Perchlorate, which is both naturally occurring and manmade, is used in rocket fuel, fireworks and fertilizers. It has been found in 4 percent of U.S. public water systems serving an estimated 5 to 17 million people, largely near military bases and defense contractors in the U.S. West, particularly around Las Vegas and in Southern California.The research is the first to link pregnant women’s perchlorate levels to their babies’ brain development. It adds to evidence that the drinking water contaminant may disrupt thyroid hormones, which are crucial for proper brain growth.
“We would not recommend action on perchlorate levels from this study alone, although our report highlights a pressing need for larger studies of perchlorate levels from the general pregnant population and those with undetected hypothyroidism,” the authors from the United Kingdom, Italy and Boston wrote in the study published in The Journal of Clinical Endocrinology & Metabolism.
The Environmental Protection Agency for decades has debated setting a national drinking water standard for perchlorate. The agency in 2011 announced it would start developing a standard, reversing an earlier decision. In the meantime, two states, California and Massachusetts, have set their own standards.
EPA officials said they expect to unveil their proposed standard in the summer of 2015, missing their deadline by two years. They would not comment on the new findings.
Dr. Craig Steinmaus, an associate adjunct professor of epidemiology at the University of California, Berkeley School of Public Health, said it was a strong, first-of-its-kind study. “It’s not definitive, but it is certainly intriguing,” said Steinmaus, who was not involved in the research.The researchers analyzed perchlorate levels in the first trimester of 487 pregnant women in Cardiff, Wales, and Turin, Italy, who had iodine deficiency and thyroid dysfunction during pregnancy and examined their children’s IQ scores at 3 years old. Children born to mothers’ with perchlorate levels in the highest 10 percent were more than three times as likely to have an IQ score in the lowest 10 percent.
The study, however, did not factor in information about the home environment and the mothers’ IQs, which can affect children’s IQs.
Thomas Zoeller, a biology professor who specializes in thyroid hormones at University of Massachusetts-Amherst, said it is “very well established” that perchlorate can inhibit transport of iodine to the thyroid. Iodine is an essential component of thyroid hormones, and “severe iodine deficiency is the leading preventable cause of mental deficiency in childhood,” the authors wrote.

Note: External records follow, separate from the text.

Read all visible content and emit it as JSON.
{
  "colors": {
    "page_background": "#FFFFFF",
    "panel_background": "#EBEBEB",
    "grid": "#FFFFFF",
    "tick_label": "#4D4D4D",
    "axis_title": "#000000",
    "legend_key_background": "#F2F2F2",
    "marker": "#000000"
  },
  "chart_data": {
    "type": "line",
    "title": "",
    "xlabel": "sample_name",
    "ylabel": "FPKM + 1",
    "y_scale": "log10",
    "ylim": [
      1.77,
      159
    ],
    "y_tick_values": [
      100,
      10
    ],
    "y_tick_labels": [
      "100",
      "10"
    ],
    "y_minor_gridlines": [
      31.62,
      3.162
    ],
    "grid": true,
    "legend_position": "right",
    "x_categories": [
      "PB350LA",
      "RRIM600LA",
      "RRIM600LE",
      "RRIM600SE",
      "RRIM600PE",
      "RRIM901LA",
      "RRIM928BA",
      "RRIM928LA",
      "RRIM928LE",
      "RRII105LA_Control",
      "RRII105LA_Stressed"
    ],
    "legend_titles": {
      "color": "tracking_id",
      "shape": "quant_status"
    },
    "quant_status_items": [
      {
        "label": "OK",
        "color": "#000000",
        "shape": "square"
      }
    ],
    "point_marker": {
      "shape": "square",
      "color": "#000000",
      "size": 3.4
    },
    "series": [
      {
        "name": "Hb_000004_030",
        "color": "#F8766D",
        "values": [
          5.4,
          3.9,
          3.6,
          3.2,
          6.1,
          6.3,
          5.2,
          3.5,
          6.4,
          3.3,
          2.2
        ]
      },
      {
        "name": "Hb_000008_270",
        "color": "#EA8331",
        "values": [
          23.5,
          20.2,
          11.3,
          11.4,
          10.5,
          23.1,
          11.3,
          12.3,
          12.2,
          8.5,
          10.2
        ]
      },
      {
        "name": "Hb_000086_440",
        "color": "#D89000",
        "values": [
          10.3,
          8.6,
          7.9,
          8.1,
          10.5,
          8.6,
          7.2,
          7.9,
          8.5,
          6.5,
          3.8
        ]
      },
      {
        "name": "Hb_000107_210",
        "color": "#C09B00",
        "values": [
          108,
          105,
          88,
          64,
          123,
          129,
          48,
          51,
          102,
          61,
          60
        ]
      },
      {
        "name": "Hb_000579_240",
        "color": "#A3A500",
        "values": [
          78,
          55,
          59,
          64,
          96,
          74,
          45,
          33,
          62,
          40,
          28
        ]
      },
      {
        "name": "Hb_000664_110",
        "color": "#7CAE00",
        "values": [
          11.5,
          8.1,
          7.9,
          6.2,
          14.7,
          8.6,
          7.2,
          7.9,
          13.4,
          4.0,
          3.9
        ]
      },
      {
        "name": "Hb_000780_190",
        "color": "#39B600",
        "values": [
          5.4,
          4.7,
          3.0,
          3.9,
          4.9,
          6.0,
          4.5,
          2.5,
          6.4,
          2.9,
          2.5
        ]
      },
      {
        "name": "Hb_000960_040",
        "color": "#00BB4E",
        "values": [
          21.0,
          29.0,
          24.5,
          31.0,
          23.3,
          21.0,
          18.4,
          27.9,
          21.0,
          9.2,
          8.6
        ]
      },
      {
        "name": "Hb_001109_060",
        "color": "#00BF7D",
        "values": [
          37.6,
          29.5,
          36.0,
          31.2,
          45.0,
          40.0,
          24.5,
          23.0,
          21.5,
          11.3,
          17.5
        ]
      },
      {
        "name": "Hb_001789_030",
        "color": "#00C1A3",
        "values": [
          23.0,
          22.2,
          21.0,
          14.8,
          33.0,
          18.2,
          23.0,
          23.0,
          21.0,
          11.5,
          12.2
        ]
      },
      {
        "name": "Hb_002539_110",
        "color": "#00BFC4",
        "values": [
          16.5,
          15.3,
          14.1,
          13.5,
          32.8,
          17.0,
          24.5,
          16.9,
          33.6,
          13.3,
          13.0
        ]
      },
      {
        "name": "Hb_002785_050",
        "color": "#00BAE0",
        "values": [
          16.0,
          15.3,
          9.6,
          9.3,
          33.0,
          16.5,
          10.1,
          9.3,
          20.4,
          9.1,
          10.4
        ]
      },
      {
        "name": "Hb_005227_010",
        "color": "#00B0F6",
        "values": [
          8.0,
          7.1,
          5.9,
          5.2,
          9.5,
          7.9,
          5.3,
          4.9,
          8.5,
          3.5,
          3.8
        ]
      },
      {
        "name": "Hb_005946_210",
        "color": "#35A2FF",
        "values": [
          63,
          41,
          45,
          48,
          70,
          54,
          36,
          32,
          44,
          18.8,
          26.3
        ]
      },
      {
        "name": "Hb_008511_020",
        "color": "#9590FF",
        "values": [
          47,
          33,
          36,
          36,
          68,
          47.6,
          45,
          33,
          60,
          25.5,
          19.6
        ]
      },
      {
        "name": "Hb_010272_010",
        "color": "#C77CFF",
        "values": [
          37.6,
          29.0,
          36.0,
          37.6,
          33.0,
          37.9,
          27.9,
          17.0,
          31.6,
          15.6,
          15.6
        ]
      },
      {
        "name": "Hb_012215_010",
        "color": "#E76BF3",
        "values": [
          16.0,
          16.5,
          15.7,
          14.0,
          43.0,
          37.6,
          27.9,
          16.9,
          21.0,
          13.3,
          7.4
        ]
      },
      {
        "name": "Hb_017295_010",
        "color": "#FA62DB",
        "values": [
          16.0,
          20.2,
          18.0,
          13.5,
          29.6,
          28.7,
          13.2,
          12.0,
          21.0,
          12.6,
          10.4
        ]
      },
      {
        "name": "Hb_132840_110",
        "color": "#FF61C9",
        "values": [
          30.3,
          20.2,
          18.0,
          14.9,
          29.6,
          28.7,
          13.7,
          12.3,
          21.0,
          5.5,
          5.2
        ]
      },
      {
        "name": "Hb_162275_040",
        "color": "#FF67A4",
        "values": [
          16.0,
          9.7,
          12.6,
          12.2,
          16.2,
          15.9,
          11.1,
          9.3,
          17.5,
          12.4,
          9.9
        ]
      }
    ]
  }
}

“Even mild hypothyroidism and/or hypothyroidism for a short period of time may have adverse neurocognitive effects in later childhood,” said Dr. Angela Leung, a clinical assistant professor of medicine at the University of California, Los Angeles, who was not involved in the study.
Previous studies have linked perchlorate exposure to altered thyroid function in mothers and women. However, Zoeller said what scientists don’t know is how and to what extent perchlorate in a pregnant woman might impair the mental abilities of her children. He said it is “very difficult” to pin chemical exposure during pregnancy to impacts on the fetus or child.